Avant l'aube, surpris, il a rampé vers nous avec difficulté, utilisant ses mains et ses pieds.

Chu Gexing, humilié, cessa de se débattre et se contenta de ricaner : « Très bien, très bien, Aoshi Tianzong, si tu en as le courage, alors baise-moi ici même ! Sinon, tu n'es qu'une femme ! »

« Tu l’as demandé », dit Ao Shi Tian Zong, ses yeux violets brillant d’une lueur intense. « Alors j’exaucerai ton vœu ! »

Il tendit la main et tordit les bras de Chu Gexing. Ce dernier perdit l'équilibre et bascula légèrement en arrière. Ao Shi Tian Zong écarta ses mains et commença à le déshabiller. Chu Gexing se débattit un peu et recula, mais Ao Shi Tian Zong le retint et le plaqua contre lui.

La personne au sol, dont la fenêtre n'était pas encore éclairée, s'arrêta brusquement et resta plantée là, les yeux écarquillés.

Juste devant lui, Chu Gexing le regardait avec un sourire résolu sur les lèvres.

Quel beau sourire.

Avant l'aube, j'ai eu l'impression qu'on m'avait donné un coup de poing en plein cœur, me laissant sans voix, la bouche grande ouverte.
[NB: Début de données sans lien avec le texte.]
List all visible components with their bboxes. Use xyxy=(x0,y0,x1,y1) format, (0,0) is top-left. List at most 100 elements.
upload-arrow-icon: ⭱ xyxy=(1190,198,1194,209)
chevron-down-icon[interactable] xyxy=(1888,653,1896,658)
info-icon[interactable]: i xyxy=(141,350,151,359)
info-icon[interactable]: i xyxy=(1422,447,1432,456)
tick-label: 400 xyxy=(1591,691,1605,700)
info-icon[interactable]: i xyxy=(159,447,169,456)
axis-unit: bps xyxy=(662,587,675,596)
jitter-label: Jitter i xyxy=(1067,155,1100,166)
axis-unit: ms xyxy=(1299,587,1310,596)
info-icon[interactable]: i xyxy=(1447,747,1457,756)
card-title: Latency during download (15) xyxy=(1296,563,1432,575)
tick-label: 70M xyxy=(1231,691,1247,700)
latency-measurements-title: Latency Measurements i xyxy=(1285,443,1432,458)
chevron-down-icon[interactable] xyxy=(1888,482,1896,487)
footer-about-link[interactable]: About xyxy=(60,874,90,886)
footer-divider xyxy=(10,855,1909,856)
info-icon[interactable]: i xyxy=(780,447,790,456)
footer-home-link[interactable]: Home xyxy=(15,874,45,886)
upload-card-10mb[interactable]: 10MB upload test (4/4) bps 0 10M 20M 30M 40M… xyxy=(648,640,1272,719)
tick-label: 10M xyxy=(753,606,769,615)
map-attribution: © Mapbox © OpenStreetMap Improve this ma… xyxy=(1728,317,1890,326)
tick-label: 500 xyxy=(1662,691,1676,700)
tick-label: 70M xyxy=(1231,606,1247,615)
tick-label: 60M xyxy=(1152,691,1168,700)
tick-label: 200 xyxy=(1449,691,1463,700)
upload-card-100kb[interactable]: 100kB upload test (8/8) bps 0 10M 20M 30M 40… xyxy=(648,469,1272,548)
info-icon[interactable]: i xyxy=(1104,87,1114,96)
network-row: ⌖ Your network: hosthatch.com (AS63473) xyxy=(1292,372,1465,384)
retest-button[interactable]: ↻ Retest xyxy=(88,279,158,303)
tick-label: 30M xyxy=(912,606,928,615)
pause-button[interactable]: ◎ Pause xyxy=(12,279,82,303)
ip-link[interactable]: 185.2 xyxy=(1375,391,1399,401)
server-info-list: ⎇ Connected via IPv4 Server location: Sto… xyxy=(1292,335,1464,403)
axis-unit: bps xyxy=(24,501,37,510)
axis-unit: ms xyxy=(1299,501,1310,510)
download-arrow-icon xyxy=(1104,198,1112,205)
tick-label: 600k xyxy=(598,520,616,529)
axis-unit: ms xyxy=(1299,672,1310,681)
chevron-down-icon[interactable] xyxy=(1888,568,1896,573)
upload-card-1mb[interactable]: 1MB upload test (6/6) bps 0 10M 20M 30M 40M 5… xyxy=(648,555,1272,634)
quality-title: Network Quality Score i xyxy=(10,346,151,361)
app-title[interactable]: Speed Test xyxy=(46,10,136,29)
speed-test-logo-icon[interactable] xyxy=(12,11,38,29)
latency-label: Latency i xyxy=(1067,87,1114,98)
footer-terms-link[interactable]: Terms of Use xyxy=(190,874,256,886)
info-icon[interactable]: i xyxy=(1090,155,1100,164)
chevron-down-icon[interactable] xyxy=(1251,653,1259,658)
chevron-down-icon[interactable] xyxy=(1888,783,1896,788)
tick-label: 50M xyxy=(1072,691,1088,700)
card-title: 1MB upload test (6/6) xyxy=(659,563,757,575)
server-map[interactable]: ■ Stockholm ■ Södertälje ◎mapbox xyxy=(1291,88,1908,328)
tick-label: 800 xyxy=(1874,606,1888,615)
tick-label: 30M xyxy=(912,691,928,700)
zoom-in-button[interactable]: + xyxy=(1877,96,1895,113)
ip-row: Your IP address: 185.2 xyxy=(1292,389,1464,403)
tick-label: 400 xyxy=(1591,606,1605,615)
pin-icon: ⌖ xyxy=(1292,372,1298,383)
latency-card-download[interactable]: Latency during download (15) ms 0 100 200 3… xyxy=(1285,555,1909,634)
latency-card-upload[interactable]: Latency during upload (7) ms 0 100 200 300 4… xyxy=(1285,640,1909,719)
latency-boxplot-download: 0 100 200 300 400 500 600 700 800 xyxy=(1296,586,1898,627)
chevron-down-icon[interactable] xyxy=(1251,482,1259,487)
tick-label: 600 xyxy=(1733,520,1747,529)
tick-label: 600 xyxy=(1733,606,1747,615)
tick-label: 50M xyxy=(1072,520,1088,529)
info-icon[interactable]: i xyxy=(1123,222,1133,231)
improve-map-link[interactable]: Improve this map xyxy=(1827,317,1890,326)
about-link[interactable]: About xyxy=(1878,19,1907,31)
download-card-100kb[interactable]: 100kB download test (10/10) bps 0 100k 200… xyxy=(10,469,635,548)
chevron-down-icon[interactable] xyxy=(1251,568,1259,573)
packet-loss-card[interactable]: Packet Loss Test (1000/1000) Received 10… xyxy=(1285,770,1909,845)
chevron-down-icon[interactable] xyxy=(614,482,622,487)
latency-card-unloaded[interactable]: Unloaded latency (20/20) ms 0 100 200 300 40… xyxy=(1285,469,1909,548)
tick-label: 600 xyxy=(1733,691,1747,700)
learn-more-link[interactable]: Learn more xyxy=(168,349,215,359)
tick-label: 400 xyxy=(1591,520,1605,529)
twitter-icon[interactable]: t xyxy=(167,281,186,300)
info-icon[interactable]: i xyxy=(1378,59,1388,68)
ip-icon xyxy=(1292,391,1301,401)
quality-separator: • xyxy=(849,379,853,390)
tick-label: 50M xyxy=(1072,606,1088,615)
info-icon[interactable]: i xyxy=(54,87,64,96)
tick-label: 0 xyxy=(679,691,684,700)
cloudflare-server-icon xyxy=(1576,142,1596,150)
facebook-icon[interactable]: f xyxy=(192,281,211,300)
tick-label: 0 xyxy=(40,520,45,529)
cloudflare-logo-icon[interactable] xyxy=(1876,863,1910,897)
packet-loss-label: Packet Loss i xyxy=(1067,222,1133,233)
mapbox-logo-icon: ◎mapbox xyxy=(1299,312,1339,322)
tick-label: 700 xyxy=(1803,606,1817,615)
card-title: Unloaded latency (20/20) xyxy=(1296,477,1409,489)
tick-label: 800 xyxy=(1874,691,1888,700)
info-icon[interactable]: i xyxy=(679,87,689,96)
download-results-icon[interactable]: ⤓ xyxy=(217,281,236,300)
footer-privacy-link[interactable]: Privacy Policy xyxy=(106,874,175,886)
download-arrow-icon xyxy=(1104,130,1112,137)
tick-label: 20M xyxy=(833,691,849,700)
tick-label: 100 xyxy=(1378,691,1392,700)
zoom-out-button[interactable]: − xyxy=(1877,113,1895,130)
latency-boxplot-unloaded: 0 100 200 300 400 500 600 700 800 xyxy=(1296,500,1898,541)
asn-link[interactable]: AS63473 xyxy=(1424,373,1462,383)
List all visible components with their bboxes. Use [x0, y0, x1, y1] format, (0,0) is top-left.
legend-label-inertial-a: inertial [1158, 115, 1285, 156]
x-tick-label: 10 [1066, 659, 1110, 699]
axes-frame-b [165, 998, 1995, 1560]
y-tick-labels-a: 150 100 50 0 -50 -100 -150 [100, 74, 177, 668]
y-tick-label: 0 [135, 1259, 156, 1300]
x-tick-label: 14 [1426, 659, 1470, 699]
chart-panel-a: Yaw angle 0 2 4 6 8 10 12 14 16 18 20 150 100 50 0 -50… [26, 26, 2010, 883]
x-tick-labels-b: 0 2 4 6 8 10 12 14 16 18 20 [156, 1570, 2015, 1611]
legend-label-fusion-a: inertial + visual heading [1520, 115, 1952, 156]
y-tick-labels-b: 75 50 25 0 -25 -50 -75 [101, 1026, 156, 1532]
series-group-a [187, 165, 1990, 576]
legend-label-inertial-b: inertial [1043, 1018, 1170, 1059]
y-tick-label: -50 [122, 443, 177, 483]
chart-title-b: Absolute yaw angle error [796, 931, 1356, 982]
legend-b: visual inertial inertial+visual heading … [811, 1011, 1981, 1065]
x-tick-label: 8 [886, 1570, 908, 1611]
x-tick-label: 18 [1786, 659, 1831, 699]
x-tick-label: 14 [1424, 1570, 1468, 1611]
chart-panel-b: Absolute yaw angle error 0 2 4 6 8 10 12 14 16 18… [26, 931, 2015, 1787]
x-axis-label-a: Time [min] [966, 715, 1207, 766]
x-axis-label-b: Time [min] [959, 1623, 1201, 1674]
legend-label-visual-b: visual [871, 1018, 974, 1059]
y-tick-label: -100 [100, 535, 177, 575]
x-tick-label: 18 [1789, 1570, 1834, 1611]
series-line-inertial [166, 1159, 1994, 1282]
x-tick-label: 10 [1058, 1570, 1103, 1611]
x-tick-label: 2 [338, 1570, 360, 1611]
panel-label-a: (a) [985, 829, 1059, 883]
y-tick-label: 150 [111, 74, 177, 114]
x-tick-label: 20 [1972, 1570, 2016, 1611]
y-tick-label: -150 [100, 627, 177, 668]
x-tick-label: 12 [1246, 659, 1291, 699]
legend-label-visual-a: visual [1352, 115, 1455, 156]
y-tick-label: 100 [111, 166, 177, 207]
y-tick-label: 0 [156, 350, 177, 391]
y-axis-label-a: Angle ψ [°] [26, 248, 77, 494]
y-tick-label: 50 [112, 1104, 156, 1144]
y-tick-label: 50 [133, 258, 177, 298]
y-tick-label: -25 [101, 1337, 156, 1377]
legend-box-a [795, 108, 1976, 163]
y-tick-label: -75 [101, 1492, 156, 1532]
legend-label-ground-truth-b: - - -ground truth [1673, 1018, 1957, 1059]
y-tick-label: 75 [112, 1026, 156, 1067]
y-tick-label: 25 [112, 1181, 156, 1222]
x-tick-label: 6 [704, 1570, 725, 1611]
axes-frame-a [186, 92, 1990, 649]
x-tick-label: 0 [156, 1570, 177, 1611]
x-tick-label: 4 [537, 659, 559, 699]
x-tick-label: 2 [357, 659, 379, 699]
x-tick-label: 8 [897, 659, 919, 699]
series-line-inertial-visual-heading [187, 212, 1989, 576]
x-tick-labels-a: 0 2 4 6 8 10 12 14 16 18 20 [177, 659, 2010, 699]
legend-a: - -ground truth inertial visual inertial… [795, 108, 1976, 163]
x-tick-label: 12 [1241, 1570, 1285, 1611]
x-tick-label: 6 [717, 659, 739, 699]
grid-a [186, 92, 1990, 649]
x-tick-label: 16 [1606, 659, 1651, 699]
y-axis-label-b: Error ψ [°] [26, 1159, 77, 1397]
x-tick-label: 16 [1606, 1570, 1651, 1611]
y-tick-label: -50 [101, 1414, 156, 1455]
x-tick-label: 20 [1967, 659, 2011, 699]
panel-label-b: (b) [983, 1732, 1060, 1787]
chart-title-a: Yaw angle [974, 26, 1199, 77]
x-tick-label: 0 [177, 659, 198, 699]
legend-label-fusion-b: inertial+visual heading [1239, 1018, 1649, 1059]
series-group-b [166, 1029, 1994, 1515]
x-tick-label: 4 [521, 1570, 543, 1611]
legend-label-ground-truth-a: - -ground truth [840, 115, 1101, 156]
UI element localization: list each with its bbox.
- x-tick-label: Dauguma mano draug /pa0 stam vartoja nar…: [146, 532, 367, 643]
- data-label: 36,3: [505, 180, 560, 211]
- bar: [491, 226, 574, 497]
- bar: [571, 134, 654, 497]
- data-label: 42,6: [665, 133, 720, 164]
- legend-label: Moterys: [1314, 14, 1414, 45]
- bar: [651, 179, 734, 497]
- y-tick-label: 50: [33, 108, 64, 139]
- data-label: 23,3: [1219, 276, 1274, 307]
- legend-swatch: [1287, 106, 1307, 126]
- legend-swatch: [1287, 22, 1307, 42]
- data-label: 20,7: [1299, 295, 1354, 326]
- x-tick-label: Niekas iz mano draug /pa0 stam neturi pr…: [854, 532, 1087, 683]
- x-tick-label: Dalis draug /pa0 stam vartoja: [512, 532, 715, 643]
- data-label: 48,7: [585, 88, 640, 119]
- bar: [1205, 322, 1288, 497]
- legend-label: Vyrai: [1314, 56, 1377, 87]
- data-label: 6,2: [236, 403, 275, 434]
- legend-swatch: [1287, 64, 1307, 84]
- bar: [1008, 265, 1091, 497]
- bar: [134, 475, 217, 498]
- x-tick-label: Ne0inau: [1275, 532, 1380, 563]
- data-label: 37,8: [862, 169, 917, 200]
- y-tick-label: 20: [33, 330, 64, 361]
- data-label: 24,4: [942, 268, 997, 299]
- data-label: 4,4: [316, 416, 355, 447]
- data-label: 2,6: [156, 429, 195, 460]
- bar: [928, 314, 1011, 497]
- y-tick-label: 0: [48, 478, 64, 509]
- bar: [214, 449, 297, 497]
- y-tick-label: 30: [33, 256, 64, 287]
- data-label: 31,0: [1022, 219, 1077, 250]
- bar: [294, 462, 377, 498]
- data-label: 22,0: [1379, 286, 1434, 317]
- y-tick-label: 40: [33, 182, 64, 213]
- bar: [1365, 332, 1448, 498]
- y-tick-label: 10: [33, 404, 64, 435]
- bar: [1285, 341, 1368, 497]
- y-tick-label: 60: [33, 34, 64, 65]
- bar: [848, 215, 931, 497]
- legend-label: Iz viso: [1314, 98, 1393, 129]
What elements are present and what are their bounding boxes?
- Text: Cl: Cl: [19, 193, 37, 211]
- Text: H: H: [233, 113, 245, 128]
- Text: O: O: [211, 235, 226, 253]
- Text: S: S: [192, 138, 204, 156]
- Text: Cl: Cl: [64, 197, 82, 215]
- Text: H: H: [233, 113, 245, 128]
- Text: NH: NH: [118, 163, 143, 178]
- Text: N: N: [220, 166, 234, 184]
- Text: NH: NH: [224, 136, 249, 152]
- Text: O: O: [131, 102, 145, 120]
Après lui avoir jeté un coup d'œil, Chu Gexing détourna le regard et se tourna vers l'arrogant Tianzong qui se tenait devant lui.

Ils étaient de taille similaire, mais Aoshi Tianzong était légèrement plus robuste que Chu Gexing. Lorsque Chu Gexing leva les yeux, il croisa le regard violet d'Aoshi Tianzong. Chu Gexing sourit et dit

: «

Pourquoi n'agis-tu pas encore

? Qu'attends-tu

? De quoi as-tu peur

?

» Aoshi Tianzong, fasciné par la lumière éblouissante, vit sa respiration s'accélérer.

Chu Gexing répéta doucement : « Lâchez ma main. » Sa voix était légèrement suppliante.

Aoshi Tianzong était certain de le maîtriser. Il savait que les bras d'Aoshi Tianzong étaient gravement blessés et qu'il ne représenterait aucune menace. Il constata également qu'Aoshi Tianzong coopérait comme jamais auparavant et qu'il était d'une beauté indescriptible. Aoshi Tianzong pensa avoir enfin fait fondre l'iceberg qui était resté figé pendant des millénaires et le laissa partir à son gré.

Chu Gexing tendit la main et l'enlaça par la taille, son corps tremblant légèrement comme s'il était faible et fragile.

Ao Shitianzong, fou de joie, remonta les vêtements de son torse jusqu'à ses épaules. À la vue de ses fines côtes de papillon, il fut si heureux qu'il baissa la tête et l'embrassa passionnément.

Chu Gexing le laissa faire à sa guise, mais ses pieds reculèrent lentement.